Research ethics developed in a different situation than our present one. The starting-point was inhuman: terrible experiments with prisoners in concentration camps during World War II. Thereafter, a series of research scandals where research subjects were harmed in different parts of the world. Simplifying somewhat, research ethics developed to protect people from being forced into harmful research. One such ethical protection was the demand that people cannot be used as research subjects if they haven’t been properly informed about the project, about its possible risks, and have given their consent. Another protection was a legislated ethical review apparatus that can reject ethically problematic research proposals.

Ethical review and information and consent procedures are integral parts of contemporary medical research. Thereby, however, they change the situation for the research ethics of today. As a result of its success, research ethics may create its own ethical problems! If the previous threat primarily was injustices and acts of cruelty towards research subjects, new threats appear on the ethically regulated horizon. In a number of cases, one can ask if research subjects are overprotected against their own interest.

Pregnant women and children can be vulnerable and are therefore regularly excluded from clinical research. It may seem comforting to know that these groups are safe from possibly harmful research. The result of the well-intentioned protection, however, is that these groups are subjected to possibly harmful medical treatments as patients. We don’t know how treatments that are effective on non-pregnant adults work on children and pregnant women, nor the dosage.
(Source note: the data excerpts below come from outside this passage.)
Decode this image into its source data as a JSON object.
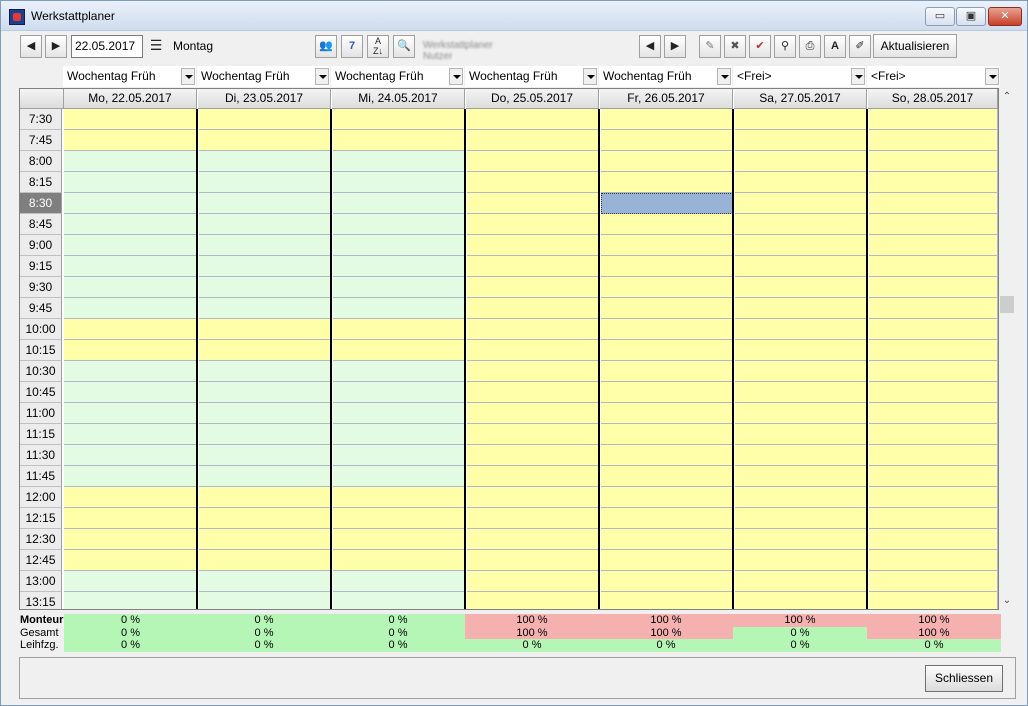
{
  "window": {
    "title": "Werkstattplaner",
    "minimize": "▭",
    "maximize": "▣",
    "close": "✕"
  },
  "toolbar": {
    "date_value": "22.05.2017",
    "weekday": "Montag",
    "blurred_text": "Werkstattplaner Nutzer",
    "refresh_label": "Aktualisieren"
  },
  "shifts": [
    "Wochentag Früh",
    "Wochentag Früh",
    "Wochentag Früh",
    "Wochentag Früh",
    "Wochentag Früh",
    "<Frei>",
    "<Frei>"
  ],
  "days": [
    "Mo, 22.05.2017",
    "Di, 23.05.2017",
    "Mi, 24.05.2017",
    "Do, 25.05.2017",
    "Fr, 26.05.2017",
    "Sa, 27.05.2017",
    "So, 28.05.2017"
  ],
  "times": [
    "7:30",
    "7:45",
    "8:00",
    "8:15",
    "8:30",
    "8:45",
    "9:00",
    "9:15",
    "9:30",
    "9:45",
    "10:00",
    "10:15",
    "10:30",
    "10:45",
    "11:00",
    "11:15",
    "11:30",
    "11:45",
    "12:00",
    "12:15",
    "12:30",
    "12:45",
    "13:00",
    "13:15"
  ],
  "current_time": "8:30",
  "selected_slot": {
    "day": "Fr, 26.05.2017",
    "time": "8:30"
  },
  "colors": {
    "open": "#e2fbe2",
    "blocked": "#ffffaa",
    "selected": "#99b3d6",
    "util_ok": "#b5f5b5",
    "util_full": "#f5b0b0"
  },
  "utilization": {
    "labels": [
      "Monteur",
      "Gesamt",
      "Leihfzg."
    ],
    "monteur": [
      "0 %",
      "0 %",
      "0 %",
      "100 %",
      "100 %",
      "100 %",
      "100 %"
    ],
    "gesamt": [
      "0 %",
      "0 %",
      "0 %",
      "100 %",
      "100 %",
      "0 %",
      "100 %"
    ],
    "leihfzg": [
      "0 %",
      "0 %",
      "0 %",
      "0 %",
      "0 %",
      "0 %",
      "0 %"
    ]
  },
  "footer": {
    "close_label": "Schliessen"
  }
}
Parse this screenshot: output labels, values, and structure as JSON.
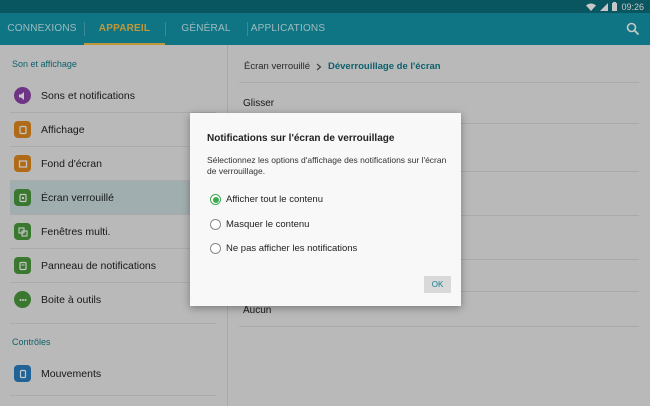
{
  "status": {
    "time": "09:26"
  },
  "tabs": [
    {
      "label": "CONNEXIONS"
    },
    {
      "label": "APPAREIL"
    },
    {
      "label": "GÉNÉRAL"
    },
    {
      "label": "APPLICATIONS"
    }
  ],
  "sidebar": {
    "section1": "Son et affichage",
    "items": [
      {
        "label": "Sons et notifications",
        "icon": "volume-icon",
        "color": "#8e44ad"
      },
      {
        "label": "Affichage",
        "icon": "display-icon",
        "color": "#e08a1e"
      },
      {
        "label": "Fond d'écran",
        "icon": "wallpaper-icon",
        "color": "#e08a1e"
      },
      {
        "label": "Écran verrouillé",
        "icon": "lock-screen-icon",
        "color": "#4a9a3c"
      },
      {
        "label": "Fenêtres multi.",
        "icon": "multi-window-icon",
        "color": "#4a9a3c"
      },
      {
        "label": "Panneau de notifications",
        "icon": "notification-panel-icon",
        "color": "#4a9a3c"
      },
      {
        "label": "Boite à outils",
        "icon": "toolbox-icon",
        "color": "#4a9a3c"
      }
    ],
    "section2": "Contrôles",
    "items2": [
      {
        "label": "Mouvements",
        "icon": "motion-icon",
        "color": "#2b7fc2"
      }
    ]
  },
  "main": {
    "breadcrumb": {
      "parent": "Écran verrouillé",
      "current": "Déverrouillage de l'écran"
    },
    "options": [
      "Glisser",
      "Aucun"
    ]
  },
  "dialog": {
    "title": "Notifications sur l'écran de verrouillage",
    "description": "Sélectionnez les options d'affichage des notifications sur l'écran de verrouillage.",
    "options": [
      {
        "label": "Afficher tout le contenu",
        "selected": true
      },
      {
        "label": "Masquer le contenu",
        "selected": false
      },
      {
        "label": "Ne pas afficher les notifications",
        "selected": false
      }
    ],
    "ok_label": "OK"
  },
  "colors": {
    "accent": "#1497a9",
    "tab_active": "#f6c24a",
    "section": "#137c8b"
  }
}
Vulnerable groups are protected as research subjects, but as a result of that protection they are put to risk as patients. Clearly, new ethical problems arise here because of the way we handle the old ones!

I’m not claiming that the old problems have disappeared. Just read The Independent (Monday, 14 November 2011): “Without consent: how drug companies exploit Indian guinea pigs.” But perhaps we have become a little too habituated to the rhetoric of victimizing research, if we fail to see and address the questions that arise as a result of the present ethical regulation and practice. If research ethics is not open to unforeseen ethical problems related to its own role in contemporary research, I believe it risks becoming self-sufficient and ideological.

We discussed these self-critical ethical questions last year at the conference, “Is Medical Ethics Really in the Best Interest of the Patient?” Conference articles were published in the April issue of JIM, 2011. I can inform you that several related articles from CRB are in the pipeline. I’ll reflect on them as they are published.

Pär Segerdahl

We think about bioethics :

Does my blood sample make me a research subject?

October 14, 2011

When my blood sample is reused in biobank research, perhaps 5-10 years after I gave it, do I then become a research subject who must be informed about the new research project and give my assent before the sample is used?

The question arises when I read Joanna Forsberg’s article in BMJ on biobank research and the comments it received. She questions assent for each new biobank project in an interview on Nature News Blog. She thinks it is sufficient that the project has taken precautions that guarantee anonymity and is reviewed by an ethical review board.

Contacting people in thousands long after they gave their samples is not only costly, it also means drop out of samples threatening the validity of the results. Joanna thinks we all have an interest in the existence of biobank research even if we do not gain from research on precisely the samples we gave. Today vaccination against cervical cancer can be offered because in a biobank with patient samples from 1969 a connection was found between HPV virus infection and subsequent falling ill. As a reasonable solution Joanna therefore suggests broad consent to the use our samples in future biobank research.

I don’t know if research on my ten-year-old blood sample makes me a research subject today. One thing is obvious: biobank research does not resemble the standard image of medical research where research subjects after consent undergo treatments and regularly are tested.